Perante tudo isto, a Carochinha viu-se quase viúva antes de ser casada. Ai a minha vida meto-me sempre em histórias da carochinha. Tenho é de me ver livre deste universo limitado ao cor-de-rosa romântico e barato onde com 500 euros se faz uma limpeza de pele, se aluga um carro e se quer casar.

Olhou à volta. Nada para além daquele cor-de-rosa que já começava a ser demais. Fechou os olhos. Abriu os olhos. Outra vez nada. Outra vez fechou os olhos, agora com força e concentrada. Outra vez abriu os olhos. O restaurante tinha ganho uma cor castanho-esverdeado.
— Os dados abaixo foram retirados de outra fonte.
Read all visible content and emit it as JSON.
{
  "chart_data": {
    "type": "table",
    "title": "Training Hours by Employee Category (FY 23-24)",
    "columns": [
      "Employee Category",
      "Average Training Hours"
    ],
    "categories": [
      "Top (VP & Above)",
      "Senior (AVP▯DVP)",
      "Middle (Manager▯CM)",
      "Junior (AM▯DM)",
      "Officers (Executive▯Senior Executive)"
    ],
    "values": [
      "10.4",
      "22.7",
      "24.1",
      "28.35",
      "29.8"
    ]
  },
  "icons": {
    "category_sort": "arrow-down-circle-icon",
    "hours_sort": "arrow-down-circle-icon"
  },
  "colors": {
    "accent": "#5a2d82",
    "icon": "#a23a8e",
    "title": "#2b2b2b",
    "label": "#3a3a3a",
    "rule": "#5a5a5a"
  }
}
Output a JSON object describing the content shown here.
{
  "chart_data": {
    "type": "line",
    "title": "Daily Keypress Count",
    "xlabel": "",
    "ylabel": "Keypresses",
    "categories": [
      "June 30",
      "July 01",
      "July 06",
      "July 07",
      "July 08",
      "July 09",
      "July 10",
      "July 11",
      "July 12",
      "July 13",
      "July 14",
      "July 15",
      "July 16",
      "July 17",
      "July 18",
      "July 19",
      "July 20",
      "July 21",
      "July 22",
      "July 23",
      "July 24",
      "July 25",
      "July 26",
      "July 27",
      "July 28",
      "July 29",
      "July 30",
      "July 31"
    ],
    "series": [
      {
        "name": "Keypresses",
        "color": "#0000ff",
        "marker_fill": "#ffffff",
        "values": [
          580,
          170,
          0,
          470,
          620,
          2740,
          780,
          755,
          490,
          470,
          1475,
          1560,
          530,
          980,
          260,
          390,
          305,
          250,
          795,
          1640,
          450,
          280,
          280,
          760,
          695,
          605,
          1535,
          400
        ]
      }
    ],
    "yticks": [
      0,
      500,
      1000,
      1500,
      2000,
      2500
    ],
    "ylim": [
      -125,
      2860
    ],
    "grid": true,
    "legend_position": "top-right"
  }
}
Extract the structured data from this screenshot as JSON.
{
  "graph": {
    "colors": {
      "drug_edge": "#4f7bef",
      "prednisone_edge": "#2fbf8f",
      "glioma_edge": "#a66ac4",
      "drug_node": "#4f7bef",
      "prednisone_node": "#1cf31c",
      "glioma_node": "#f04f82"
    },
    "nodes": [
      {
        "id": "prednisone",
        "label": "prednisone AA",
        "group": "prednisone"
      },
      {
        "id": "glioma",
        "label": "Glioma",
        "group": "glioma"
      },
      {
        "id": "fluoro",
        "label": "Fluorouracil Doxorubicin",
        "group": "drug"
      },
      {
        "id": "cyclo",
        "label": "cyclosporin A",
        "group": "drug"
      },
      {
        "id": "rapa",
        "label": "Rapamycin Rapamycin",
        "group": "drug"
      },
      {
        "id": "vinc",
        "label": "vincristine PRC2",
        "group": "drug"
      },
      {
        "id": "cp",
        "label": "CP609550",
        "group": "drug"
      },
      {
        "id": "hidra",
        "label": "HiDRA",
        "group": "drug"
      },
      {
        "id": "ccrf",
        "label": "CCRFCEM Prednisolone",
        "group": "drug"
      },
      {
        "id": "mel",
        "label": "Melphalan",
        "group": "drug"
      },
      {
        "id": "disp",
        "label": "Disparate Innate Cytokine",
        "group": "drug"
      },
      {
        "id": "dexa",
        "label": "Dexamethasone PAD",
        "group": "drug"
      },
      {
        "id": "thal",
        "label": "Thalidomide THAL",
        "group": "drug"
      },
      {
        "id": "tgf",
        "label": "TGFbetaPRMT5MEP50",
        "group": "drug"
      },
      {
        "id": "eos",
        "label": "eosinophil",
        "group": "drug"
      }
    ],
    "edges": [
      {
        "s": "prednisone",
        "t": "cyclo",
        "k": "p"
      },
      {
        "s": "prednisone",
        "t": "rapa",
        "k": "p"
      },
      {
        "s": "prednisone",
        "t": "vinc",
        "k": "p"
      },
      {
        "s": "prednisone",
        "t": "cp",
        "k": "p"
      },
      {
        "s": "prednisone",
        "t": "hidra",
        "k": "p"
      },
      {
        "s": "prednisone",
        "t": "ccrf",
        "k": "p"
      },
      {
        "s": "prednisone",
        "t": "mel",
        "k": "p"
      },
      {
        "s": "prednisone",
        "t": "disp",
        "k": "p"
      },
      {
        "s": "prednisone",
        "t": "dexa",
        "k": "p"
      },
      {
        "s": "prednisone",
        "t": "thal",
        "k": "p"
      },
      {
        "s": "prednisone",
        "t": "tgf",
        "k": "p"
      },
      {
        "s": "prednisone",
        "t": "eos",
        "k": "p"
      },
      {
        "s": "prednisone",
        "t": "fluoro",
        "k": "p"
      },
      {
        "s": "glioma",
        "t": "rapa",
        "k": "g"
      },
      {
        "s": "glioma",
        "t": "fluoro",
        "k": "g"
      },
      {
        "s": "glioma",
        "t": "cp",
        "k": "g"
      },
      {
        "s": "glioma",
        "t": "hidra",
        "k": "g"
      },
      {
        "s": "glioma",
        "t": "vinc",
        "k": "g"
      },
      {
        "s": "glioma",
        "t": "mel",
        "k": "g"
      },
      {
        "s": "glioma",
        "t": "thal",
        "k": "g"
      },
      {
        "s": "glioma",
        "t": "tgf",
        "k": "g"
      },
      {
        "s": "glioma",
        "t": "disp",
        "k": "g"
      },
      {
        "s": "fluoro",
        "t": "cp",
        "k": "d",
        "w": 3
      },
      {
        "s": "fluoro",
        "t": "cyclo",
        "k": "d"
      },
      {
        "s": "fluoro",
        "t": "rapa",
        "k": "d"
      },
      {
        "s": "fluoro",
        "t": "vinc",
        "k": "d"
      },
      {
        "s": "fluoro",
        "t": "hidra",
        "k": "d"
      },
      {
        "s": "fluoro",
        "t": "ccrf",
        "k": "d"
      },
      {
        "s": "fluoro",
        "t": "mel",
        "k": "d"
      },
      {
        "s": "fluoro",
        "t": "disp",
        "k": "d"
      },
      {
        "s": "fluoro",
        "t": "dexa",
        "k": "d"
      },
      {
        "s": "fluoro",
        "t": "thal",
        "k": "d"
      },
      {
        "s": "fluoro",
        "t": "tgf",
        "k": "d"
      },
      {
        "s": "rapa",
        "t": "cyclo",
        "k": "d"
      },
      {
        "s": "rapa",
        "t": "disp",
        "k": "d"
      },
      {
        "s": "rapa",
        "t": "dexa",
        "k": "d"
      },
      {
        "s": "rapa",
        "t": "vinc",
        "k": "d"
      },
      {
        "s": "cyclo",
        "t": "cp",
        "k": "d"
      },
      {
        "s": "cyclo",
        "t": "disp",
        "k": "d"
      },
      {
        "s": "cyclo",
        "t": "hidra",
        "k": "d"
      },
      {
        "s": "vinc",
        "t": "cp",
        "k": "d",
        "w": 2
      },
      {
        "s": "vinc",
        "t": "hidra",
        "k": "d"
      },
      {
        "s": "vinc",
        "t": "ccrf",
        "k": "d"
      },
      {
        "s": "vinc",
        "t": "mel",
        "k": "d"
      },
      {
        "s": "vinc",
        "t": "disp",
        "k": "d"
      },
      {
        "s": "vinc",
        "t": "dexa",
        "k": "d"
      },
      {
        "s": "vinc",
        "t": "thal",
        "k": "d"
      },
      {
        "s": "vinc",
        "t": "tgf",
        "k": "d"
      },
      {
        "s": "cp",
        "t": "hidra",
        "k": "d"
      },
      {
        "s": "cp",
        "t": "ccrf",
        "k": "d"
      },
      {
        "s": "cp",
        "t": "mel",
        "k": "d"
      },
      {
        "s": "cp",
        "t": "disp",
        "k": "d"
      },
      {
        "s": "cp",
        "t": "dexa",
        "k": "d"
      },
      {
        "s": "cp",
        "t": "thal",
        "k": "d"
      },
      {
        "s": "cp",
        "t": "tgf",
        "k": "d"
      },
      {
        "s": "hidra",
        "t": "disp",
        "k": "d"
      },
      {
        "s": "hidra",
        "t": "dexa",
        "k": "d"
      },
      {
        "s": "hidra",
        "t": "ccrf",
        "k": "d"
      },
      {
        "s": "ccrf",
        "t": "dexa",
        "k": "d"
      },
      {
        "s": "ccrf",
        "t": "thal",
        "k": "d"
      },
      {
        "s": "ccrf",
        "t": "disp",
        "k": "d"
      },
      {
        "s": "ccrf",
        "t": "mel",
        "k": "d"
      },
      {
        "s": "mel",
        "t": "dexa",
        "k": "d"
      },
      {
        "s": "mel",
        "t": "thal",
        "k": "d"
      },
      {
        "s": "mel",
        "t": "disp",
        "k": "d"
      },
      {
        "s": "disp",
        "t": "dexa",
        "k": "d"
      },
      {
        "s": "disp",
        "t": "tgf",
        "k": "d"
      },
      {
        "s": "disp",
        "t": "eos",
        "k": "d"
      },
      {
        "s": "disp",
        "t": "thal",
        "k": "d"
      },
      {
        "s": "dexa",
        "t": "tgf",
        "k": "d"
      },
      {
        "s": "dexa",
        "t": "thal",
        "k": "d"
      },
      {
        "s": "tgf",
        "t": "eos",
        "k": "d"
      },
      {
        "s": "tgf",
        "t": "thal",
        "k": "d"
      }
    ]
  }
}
O tecido de cetim deu lugar a uma lona grossa estampada de camuflado militar, as cadeiras eram agora bancos de pau com pingos de tinta, na fonte duas piranhas algum lodo e qualquer coisa podre a boiar. Cheirava a cigarrilhas e a luz deixava ver o fumo da sala.
Sentado solitário na mesa do fundo, um incrível homem musculado de tez verde. Só vestia uns calções de baínhas rasgadas.A Carochinha achou que não era tarde nem cedo. Chegou-se a ele, esticou-lhe a mão e disse Sou a Carochinha, muito bonita e engraçadinha, Eu sou Dr. Bruce Banner, Hulk para os amigos. És nova aqui! Bem-vinda sejas às histórias aos quadradinhos!

A Carochinha sentou-se e deixou tombar o seu pescoço-caule-de-flor sobre o deltóide de Hulk que lhe fez uma festa no rosto com o dedo indicador. A Carochinha estava decidida, agora ia tentar a sua sorte histórias aos quadradinhos.

3 comentários:

paulu disse...

É pá, a velinha cor-de-rosa que acendi ao S João Evangelista sempre deu resultado! Finalmente um conto! Não digo amis nada, e como diria Sorin, está tudo dito!

RPL disse...

Os meus pais tiveram uma escola chamada Externato João Ratão, cozido e assado no caldeirão.

Essa tal de Carochinha era persona non grata.

E muito sinceramente, vejo sempre com maus olhos a tentativa de recuperação pública dessa criatura. Ainda não passaram dez anos desde a morte do João Ratão. Mais pudor!

Jota disse...

Paulu-Sorin: para além de teres dito tudo lembraste-me, e bem, da reposição!

Descansa Pedro: este par Carochinha/Ratão não foi o que deu nome à vossa escola. Estes dois são outros, são seus primos em 327º grau, protagonistas do nome de uma modernaça sala de Net & Games!